Parmi les séniors déjà retraités, 66 % estiment d’ailleurs qu’ils auraient dû se préparer autrement, indique l’étude Audencia-Humanis. Ils sont ainsi 33% à regretter de ne pas avoir commencé à épargner plus tôt, 12 % à expliquer ne pas avoir anticipé les coûts liés à la santé, et 13 % à penser qu’ils auraient dû soit se renseigner auprès d’un professionnel de la finance, soit suivre un stage de préparation à la retraite.
« Parmi les retraités que nous avons interrogés, ceux qui ont participé à un stage d’un ou deux jours sont en général très satisfaits, même s’ils estiment souvent qu’il était trop court », note Nils Poussielgues, responsable du programme « Comportements et vulnérabilité financière » d’Audencia Business School.
Proposés par certaines grandes entreprises (et dans la Fonction publique), ces stages abordent les questions financières, psychologiques, administratives. « Outre ce qu’ils ont appris durant ces journées, ils ont le sentiment d’avoir été mieux considérés par leur employeur, c’est important pour l’image qu’ils ont d’eux-mêmes et du passage à la retraite. »

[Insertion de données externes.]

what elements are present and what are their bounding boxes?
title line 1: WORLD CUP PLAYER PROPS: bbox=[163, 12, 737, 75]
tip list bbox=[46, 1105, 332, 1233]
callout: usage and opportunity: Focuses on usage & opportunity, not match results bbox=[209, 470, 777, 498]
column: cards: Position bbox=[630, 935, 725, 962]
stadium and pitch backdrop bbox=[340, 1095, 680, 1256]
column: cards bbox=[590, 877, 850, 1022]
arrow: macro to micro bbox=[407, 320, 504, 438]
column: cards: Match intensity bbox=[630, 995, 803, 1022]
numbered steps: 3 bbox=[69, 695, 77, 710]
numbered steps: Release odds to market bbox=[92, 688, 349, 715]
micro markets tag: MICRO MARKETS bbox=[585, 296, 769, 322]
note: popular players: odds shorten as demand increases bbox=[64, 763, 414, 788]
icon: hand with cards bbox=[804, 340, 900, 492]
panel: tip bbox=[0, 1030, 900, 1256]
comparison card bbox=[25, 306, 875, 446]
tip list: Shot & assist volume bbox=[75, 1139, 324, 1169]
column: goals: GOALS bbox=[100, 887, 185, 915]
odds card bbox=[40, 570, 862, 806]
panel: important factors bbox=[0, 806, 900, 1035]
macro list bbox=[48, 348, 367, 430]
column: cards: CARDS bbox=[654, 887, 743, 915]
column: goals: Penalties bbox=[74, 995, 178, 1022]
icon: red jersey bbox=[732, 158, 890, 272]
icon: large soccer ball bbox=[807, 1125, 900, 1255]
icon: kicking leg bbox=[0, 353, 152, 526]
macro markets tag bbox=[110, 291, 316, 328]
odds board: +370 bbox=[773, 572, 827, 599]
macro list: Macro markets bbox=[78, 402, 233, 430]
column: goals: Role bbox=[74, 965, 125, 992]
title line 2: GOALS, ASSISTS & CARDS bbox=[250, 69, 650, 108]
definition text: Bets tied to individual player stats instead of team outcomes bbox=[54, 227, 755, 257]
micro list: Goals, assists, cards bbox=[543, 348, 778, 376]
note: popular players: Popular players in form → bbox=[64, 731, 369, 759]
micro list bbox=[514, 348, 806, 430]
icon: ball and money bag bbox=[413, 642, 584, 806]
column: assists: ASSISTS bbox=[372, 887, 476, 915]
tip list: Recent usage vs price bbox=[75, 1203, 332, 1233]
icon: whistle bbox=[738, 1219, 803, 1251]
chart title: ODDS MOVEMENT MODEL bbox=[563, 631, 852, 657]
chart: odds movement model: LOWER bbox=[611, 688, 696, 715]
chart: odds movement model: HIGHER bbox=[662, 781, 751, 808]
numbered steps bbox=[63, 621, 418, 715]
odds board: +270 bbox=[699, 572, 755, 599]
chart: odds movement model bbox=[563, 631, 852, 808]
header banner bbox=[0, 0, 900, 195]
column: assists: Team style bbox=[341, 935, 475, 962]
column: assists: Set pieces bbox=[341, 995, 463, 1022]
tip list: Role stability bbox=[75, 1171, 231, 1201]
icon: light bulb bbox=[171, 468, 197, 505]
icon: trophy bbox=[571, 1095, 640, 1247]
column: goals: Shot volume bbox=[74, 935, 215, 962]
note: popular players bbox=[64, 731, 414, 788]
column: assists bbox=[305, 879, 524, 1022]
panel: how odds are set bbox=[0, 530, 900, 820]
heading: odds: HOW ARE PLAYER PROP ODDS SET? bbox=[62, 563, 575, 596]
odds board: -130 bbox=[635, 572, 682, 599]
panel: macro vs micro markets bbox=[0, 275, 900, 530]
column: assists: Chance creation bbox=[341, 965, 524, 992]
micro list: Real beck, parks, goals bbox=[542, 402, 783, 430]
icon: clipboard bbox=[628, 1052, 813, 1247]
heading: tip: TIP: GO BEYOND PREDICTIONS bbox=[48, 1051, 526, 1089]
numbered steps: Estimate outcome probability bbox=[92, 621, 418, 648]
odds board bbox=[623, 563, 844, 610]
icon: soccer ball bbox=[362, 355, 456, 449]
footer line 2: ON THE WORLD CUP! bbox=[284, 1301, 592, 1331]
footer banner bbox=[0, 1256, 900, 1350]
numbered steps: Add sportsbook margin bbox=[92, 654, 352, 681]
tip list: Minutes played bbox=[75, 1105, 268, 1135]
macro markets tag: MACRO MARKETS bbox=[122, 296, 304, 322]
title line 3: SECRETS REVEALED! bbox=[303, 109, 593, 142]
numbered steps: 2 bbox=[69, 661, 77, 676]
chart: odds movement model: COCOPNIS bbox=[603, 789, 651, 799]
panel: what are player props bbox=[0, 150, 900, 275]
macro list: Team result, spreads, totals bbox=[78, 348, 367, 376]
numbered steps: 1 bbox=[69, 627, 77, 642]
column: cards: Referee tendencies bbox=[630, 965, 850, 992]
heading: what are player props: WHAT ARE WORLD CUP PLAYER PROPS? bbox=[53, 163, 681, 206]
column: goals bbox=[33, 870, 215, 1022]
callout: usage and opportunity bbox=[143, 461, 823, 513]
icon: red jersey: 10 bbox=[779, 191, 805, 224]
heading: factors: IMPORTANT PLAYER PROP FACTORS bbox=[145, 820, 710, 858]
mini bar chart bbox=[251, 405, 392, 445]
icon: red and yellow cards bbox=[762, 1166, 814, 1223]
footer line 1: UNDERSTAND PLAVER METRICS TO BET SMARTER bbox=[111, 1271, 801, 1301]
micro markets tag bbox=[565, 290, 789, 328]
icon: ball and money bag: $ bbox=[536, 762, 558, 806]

Et préparer sa retraite, ce n’est pas seulement épargner, ajoute de son côté Frédéric Roullier, directeur retraite au sein du groupe de protection sociale Humanis. « Peu d’actifs ont conscience de l’impact sur leurs pensions des décisions professionnelles et personnelles prises au fil de leur vie, même jeunes », regrette-t-il.
Passer à temps partiel, s’expatrier, faire une pause, plus ou moins longue, devenir auto-entrepreneur, choisir un statut de dirigeant d’entreprise permettant de payer moins de charges, etc. : autant de décisions qui influeront sur ce que vous percevrez à la retraite. « Ce qui prime, c’est d’en être conscient et de prendre ses décisions en toute connaissance de cause », insiste M. Roullier. « Dommage que parmi les plus jeunes, beaucoup préfèrent éluder le sujet en se disant, à tort, que de toutes façons ils n’auront pas de retraite », conclut-il.
Enfin, une bonne nouvelle : le niveau de vie des retraités dépasse celui de l’ensemble de la population d’environ 6 %. Le ratio est toutefois amené à se dégrader progressivement dans les décennies à venir, rappelle le dernier rapport du Conseil d’orientation des retraites (COR), publié le 14 juin. Selon les projections, le niveau de vie des retraités (calculé en divisant le revenu disponible d’un ménage, prestations sociales et revenus du patrimoine compris, par le nombre d’unités de consommation du foyer) devrait être en 2040 de 5 % à 11 % inférieur à celui de la population.